AVAILABILITY AND access to uninterrupted and reliable energy sources is a prerequisite to enable an equitable and just development of communities, nations, and regions at large. Countries that have clear goals of raising the socio-economic conditions of their population have prioritised access to energy above other development goals. Construction and operation of power plants, as well as ensuring a steady supply of fuel of consistent quality, is a time-consuming and capital-intensive process. Governments have circumvented this barrier by building up interstate or trans-border transmission and distribution networks with neighbouring nations to meet their internal power demands.
Today, regional and cross-border power purchase agreements are a common means to bridge the power deficit and are practiced globally. There is definitely a progressive global approach towards building more inclusive and cooperative relationships for sharing resources.

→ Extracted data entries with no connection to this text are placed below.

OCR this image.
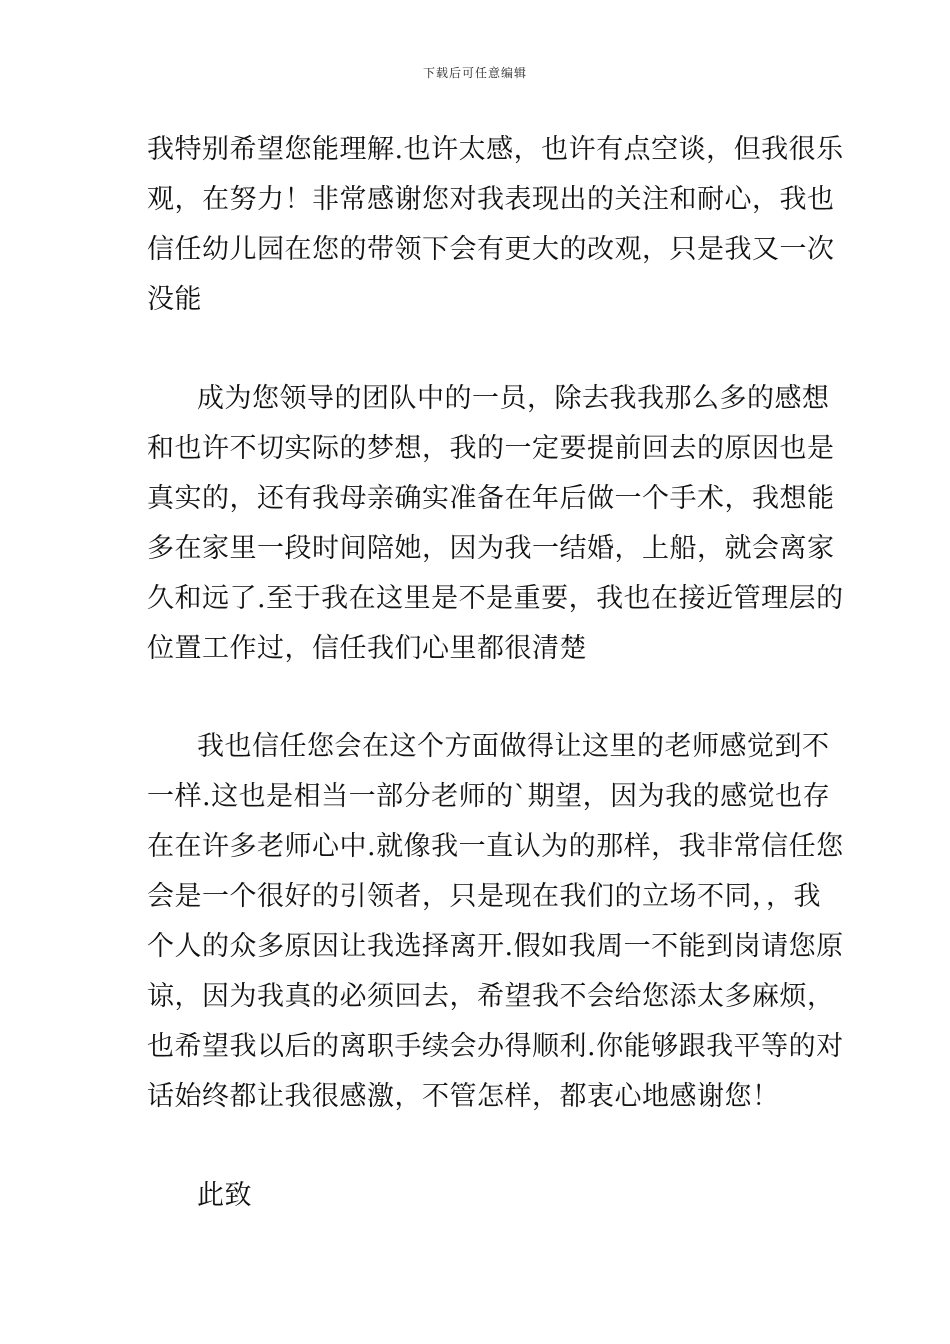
下载后可任意编辑
我特别希望您能理解.也许太感，也许有点空谈，但我很乐
观，在努力！非常感谢您对我表现出的关注和耐心，我也
信任幼儿园在您的带领下会有更大的改观，只是我又一次
没能
成为您领导的团队中的一员，除去我我那么多的感想
和也许不切实际的梦想，我的一定要提前回去的原因也是
真实的，还有我母亲确实准备在年后做一个手术，我想能
多在家里一段时间陪她，因为我一结婚，上船，就会离家
久和远了.至于我在这里是不是重要，我也在接近管理层的
位置工作过，信任我们心里都很清楚
我也信任您会在这个方面做得让这里的老师感觉到不
一样.这也是相当一部分老师的`期望，因为我的感觉也存
在在许多老师心中.就像我一直认为的那样，我非常信任您
会是一个很好的引领者，只是现在我们的立场不同，，我
个人的众多原因让我选择离开.假如我周一不能到岗请您原
谅，因为我真的必须回去，希望我不会给您添太多麻烦，
也希望我以后的离职手续会办得顺利.你能够跟我平等的对
话始终都让我很感激，不管怎样，都衷心地感谢您！
此致
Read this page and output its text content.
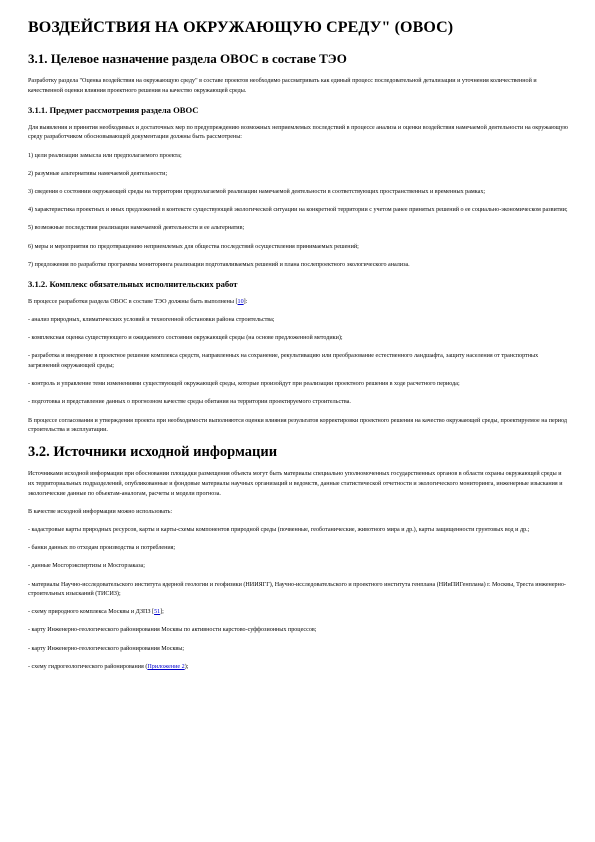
ВОЗДЕЙСТВИЯ НА ОКРУЖАЮЩУЮ СРЕДУ" (ОВОС)
3.1. Целевое назначение раздела ОВОС в составе ТЭО

Разработку раздела "Оценка воздействия на окружающую среду" в составе проектов необходимо рассматривать как единый процесс последовательной детализации и уточнения количественной и качественной оценки влияния проектного решения на качество окружающей среды.

3.1.1. Предмет рассмотрения раздела ОВОС

Для выявления и принятия необходимых и достаточных мер по предупреждению возможных неприемлемых последствий в процессе анализа и оценки воздействия намечаемой деятельности на окружающую среду разработчиком обосновывающей документации должны быть рассмотрены:

1) цели реализации замысла или предполагаемого проекта;

2) разумные альтернативы намечаемой деятельности;

3) сведения о состоянии окружающей среды на территории предполагаемой реализации намечаемой деятельности в соответствующих пространственных и временных рамках;

4) характеристика проектных и иных предложений в контексте существующей экологической ситуации на конкретной территории с учетом ранее принятых решений о ее социально-экономическом развитии;

5) возможные последствия реализации намечаемой деятельности и ее альтернатив;

6) меры и мероприятия по предотвращению неприемлемых для общества последствий осуществления принимаемых решений;

7) предложения по разработке программы мониторинга реализации подготавливаемых решений и плана послепроектного экологического анализа.

3.1.2. Комплекс обязательных исполнительских работ

В процессе разработки раздела ОВОС в составе ТЭО должны быть выполнены [10]:

- анализ природных, климатических условий и техногенной обстановки района строительства;

- комплексная оценка существующего и ожидаемого состояния окружающей среды (на основе предложенной методики);

- разработка и внедрение в проектное решение комплекса средств, направленных на сохранение, рекультивацию или преобразование естественного ландшафта, защиту населения от транспортных загрязнений окружающей среды;

- контроль и управление теми изменениями существующей окружающей среды, которые произойдут при реализации проектного решения в ходе расчетного периода;

- подготовка и представление данных о прогнозном качестве среды обитания на территории проектируемого строительства.

В процессе согласования и утверждения проекта при необходимости выполняются оценки влияния результатов корректировки проектного решения на качество окружающей среды, проектируемое на период строительства и эксплуатации.

3.2. Источники исходной информации

Источниками исходной информации при обосновании площадки размещения объекта могут быть материалы специально уполномоченных государственных органов в области охраны окружающей среды и их территориальных подразделений, опубликованные и фондовые материалы научных организаций и ведомств, данные статистической отчетности и экологического мониторинга, инженерные изыскания и экологические данные по объектам-аналогам, расчеты и модели прогноза.

В качестве исходной информации можно использовать:

- кадастровые карты природных ресурсов, карты и карты-схемы компонентов природной среды (почвенные, геоботанические, животного мира и др.), карты защищенности грунтовых вод и др.;

- банки данных по отходам производства и потребления;

- данные Мосгорэкспертизы и Мосгорзаказа;

- материалы Научно-исследовательского института ядерной геологии и геофизики (НИИЯГГ), Научно-исследовательского и проектного института генплана (НИиПИГенплана) г. Москвы, Треста инженерно-строительных изысканий (ТИСИЗ);

- схему природного комплекса Москвы и ДЗПЗ [51];

- карту Инженерно-геологического районирования Москвы по активности карстово-суффозионных процессов;

- карту Инженерно-геологического районирования Москвы;

- схему гидрогеологического районирования (Приложение 2);
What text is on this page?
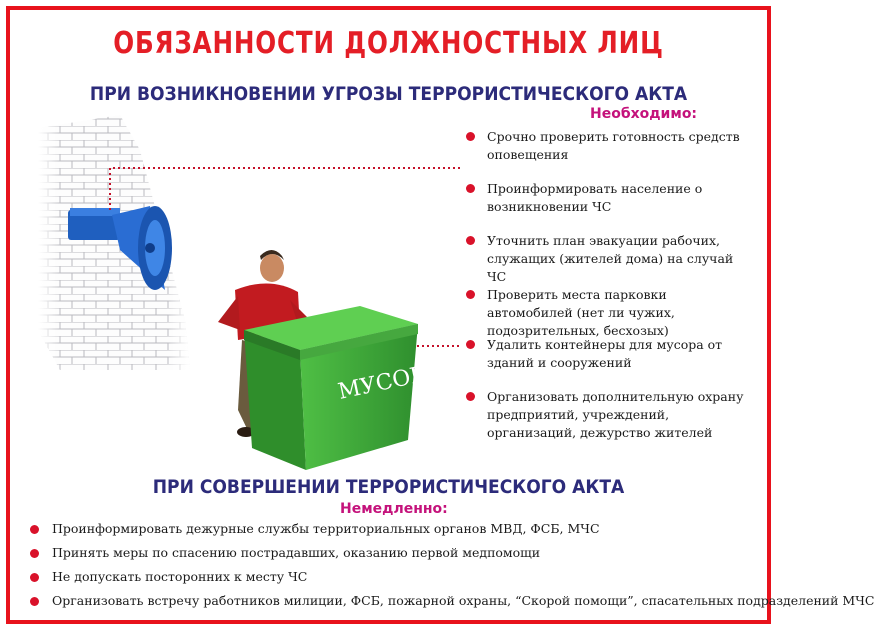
ОБЯЗАННОСТИ ДОЛЖНОСТНЫХ ЛИЦ
ПРИ ВОЗНИКНОВЕНИИ УГРОЗЫ ТЕРРОРИСТИЧЕСКОГО АКТА
Необходимо:
МУСОР
Срочно проверить готовность средств оповещения
Проинформировать население о возникновении ЧС
Уточнить план эвакуации рабочих, служащих (жителей дома) на случай ЧС
Проверить места парковки автомобилей (нет ли чужих, подозрительных, бесхозых)
Удалить контейнеры для мусора от зданий и сооружений
Организовать дополнительную охрану предприятий, учреждений, организаций, дежурство жителей
ПРИ СОВЕРШЕНИИ ТЕРРОРИСТИЧЕСКОГО АКТА
Немедленно:
Проинформировать дежурные службы территориальных органов МВД, ФСБ, МЧС
Принять меры по спасению пострадавших, оказанию первой медпомощи
Не допускать посторонних к месту ЧС
Организовать встречу работников милиции, ФСБ, пожарной охраны, “Скорой помощи”, спасательных подразделений МЧС
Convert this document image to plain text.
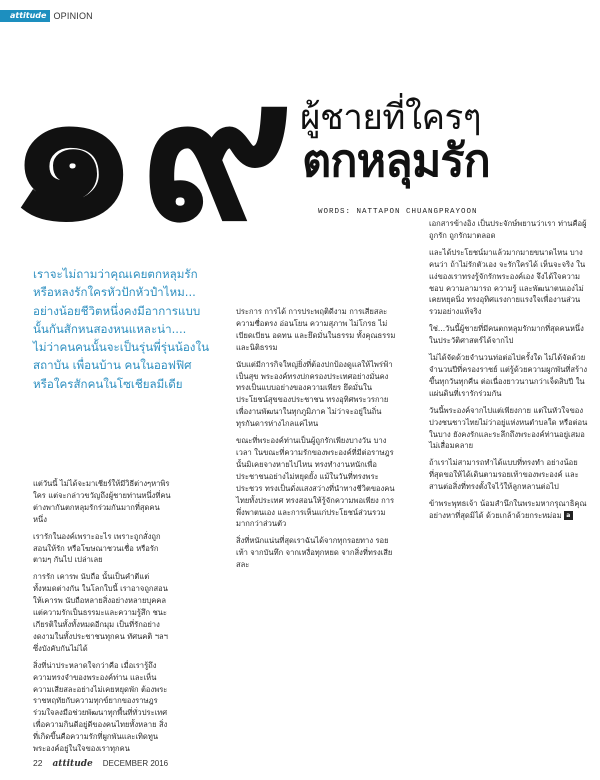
attitude OPINION
๑๙ ผู้ชายที่ใครๆ
ตกหลุมรัก
WORDS: NATTAPON CHUANGPRAYOON
เราจะไม่ถามว่าคุณเคยตกหลุมรัก
หรือหลงรักใครหัวปักหัวปำไหม...
อย่างน้อยชีวิตหนึ่งคงมีอาการแบบ
นั้นกันสักหนสองหนแหละน่า....
ไม่ว่าคนคนนั้นจะเป็นรุ่นพี่รุ่นน้องใน
สถาบัน เพื่อนบ้าน คนในออฟฟิศ
หรือใครสักคนในโซเชียลมีเดีย

แต่วันนี้ ไม่ได้จะมาเชียร์ให้มีวิธีต่างๆหาพิรใคร แต่จะกล่าวขวัญถึงผู้ชายท่านหนึ่งที่คนต่างพากันตกหลุมรักร่วมกันมากที่สุดคนหนึ่ง

เรารักในองค์เพราะอะไร เพราะถูกสั่งถูกสอนให้รัก หรือโฆษณาชวนเชื่อ หรือรักตามๆ กันไป เปล่าเลย

การรัก เคารพ นับถือ นั้นเป็นคำตีแต่ทั้งหมดต่างกัน ในโลกใบนี้ เราอาจถูกสอนให้เคารพ นับถือหลายสิ่งอย่างหลายบุคคล แต่ความรักเป็นธรรมะและความรู้สึก ชนะเกียรติในทั้งทั้งหมดอีกมุม เป็นที่รักอย่างงดงามในทั้งประชาชนทุกคน ทัศนคติ ฯลฯ ซึ่งบังคับกันไม่ได้

สิ่งที่น่าประหลาดใจกว่าคือ เมื่อเรารู้ถึงความทรงจำของพระองค์ท่าน และเห็นความเสียสละอย่างไม่เคยหยุดพัก ต้องพระราชหฤทัยกับความทุกข์ยากของราษฎร ร่วมใจลงมือช่วยพัฒนาทุกพื้นที่ทั่วประเทศ เพื่อความกินดีอยู่ดีของคนไทยทั้งหลาย สิ่งที่เกิดขึ้นคือความรักที่ผูกพันและเทิดทูนพระองค์อยู่ในใจของเราทุกคน

ประการ การได้ การประพฤติดีงาม การเสียสละ ความซื่อตรง อ่อนโยน ความสุภาพ ไม่โกรธ ไม่เบียดเบียน อดทน และยึดมั่นในธรรม ทั้งคุณธรรมและนิติธรรม

นับแต่มีการกิจใหญ่ยิ่งที่ต้องปกป้องดูแลให้ไพร่ฟ้าเป็นสุข พระองค์ทรงปกครองประเทศอย่างมั่นคง ทรงเป็นแบบอย่างของความเพียร ยึดมั่นในประโยชน์สุขของประชาชน ทรงอุทิศพระวรกายเพื่องานพัฒนาในทุกภูมิภาค ไม่ว่าจะอยู่ในถิ่นทุรกันดารห่างไกลแค่ไหน

ขณะที่พระองค์ท่านเป็นผู้ถูกรักเพียงบางวัน บางเวลา ในขณะที่ความรักของพระองค์ที่มีต่อราษฎรนั้นมิเคยจางหายไปไหน ทรงทำงานหนักเพื่อประชาชนอย่างไม่หยุดยั้ง แม้ในวันที่ทรงพระประชวร ทรงเป็นดั่งแสงสว่างที่นำทางชีวิตของคนไทยทั้งประเทศ ทรงสอนให้รู้จักความพอเพียง การพึ่งพาตนเอง และการเห็นแก่ประโยชน์ส่วนรวมมากกว่าส่วนตัว

สิ่งที่หนักแน่นที่สุดเราฉันได้จากทุกรอยทาง รอยเท้า จากบันทึก จากเหงื่อทุกหยด จากสิ่งที่ทรงเสียสละ

เอกสารข้างอิง เป็นประจักษ์พยานว่าเรา ท่านคือผู้ถูกรัก ถูกรักมาตลอด

และได้ประโยชน์มาแล้วมากมายขนาดไหน บางคนว่า ถ้าไม่รักตัวเอง จะรักใครได้ เห็นจะจริง ในแง่ของเราทรงรู้จักรักพระองค์เอง จึงได้ใจความชอบ ความลามารถ ความรู้ และพัฒนาตนเองไม่เคยหยุดนิ่ง ทรงอุทิศแรงกายแรงใจเพื่องานส่วนรวมอย่างแท้จริง

ใช่...วันนี้ผู้ชายที่มีคนตกหลุมรักมากที่สุดคนหนึ่งในประวัติศาสตร์ได้จากไป

ไม่ได้จัดด้วยจำนวนท่อต่อไปครั้งใด ไม่ได้จัดด้วยจำนวนปีที่ครองราชย์ แต่รู้ด้วยความผูกพันที่สร้างขึ้นทุกวันทุกคืน ต่อเนื่องยาวนานกว่าเจ็ดสิบปี ในแผ่นดินที่เรารักร่วมกัน

วันนี้พระองค์จากไปแต่เพียงกาย แต่ในหัวใจของปวงชนชาวไทยไม่ว่าอยู่แห่งหนตำบลใด หรือต่อนในบาง ยังคงรักและระลึกถึงพระองค์ท่านอยู่เสมอไม่เสื่อมคลาย

ถ้าเราไม่สามารถทำได้แบบที่ทรงทำ อย่างน้อยที่สุดขอให้ได้เดินตามรอยเท้าของพระองค์ และสานต่อสิ่งที่ทรงตั้งใจไว้ให้ลูกหลานต่อไป

ข้าพระพุทธเจ้า น้อมสำนึกในพระมหากรุณาธิคุณอย่างหาที่สุดมิได้ ด้วยเกล้าด้วยกระหม่อม a

22 attitude DECEMBER 2016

In the context of climate change, accessibility of electricity has become a two-dimensional tool for measuring a community or region’s progress. The first dimension is to determine the percentage of the population having access to electricity along with per capita consumption and its year-on-year growth; while the second dimension pertains to analysing the means used to generate the electricity that is delivered—whether the source of energy generation is a polluting and fast-depleting fossil fuel or the vastly untapped non-polluting, environmentally benign renewable energy (RE).
The first dimension has seen exceptional achievements in the majority of Asian and African countries in the last five decades. While the second determinant has garnered the attention of policymakers in countries globally.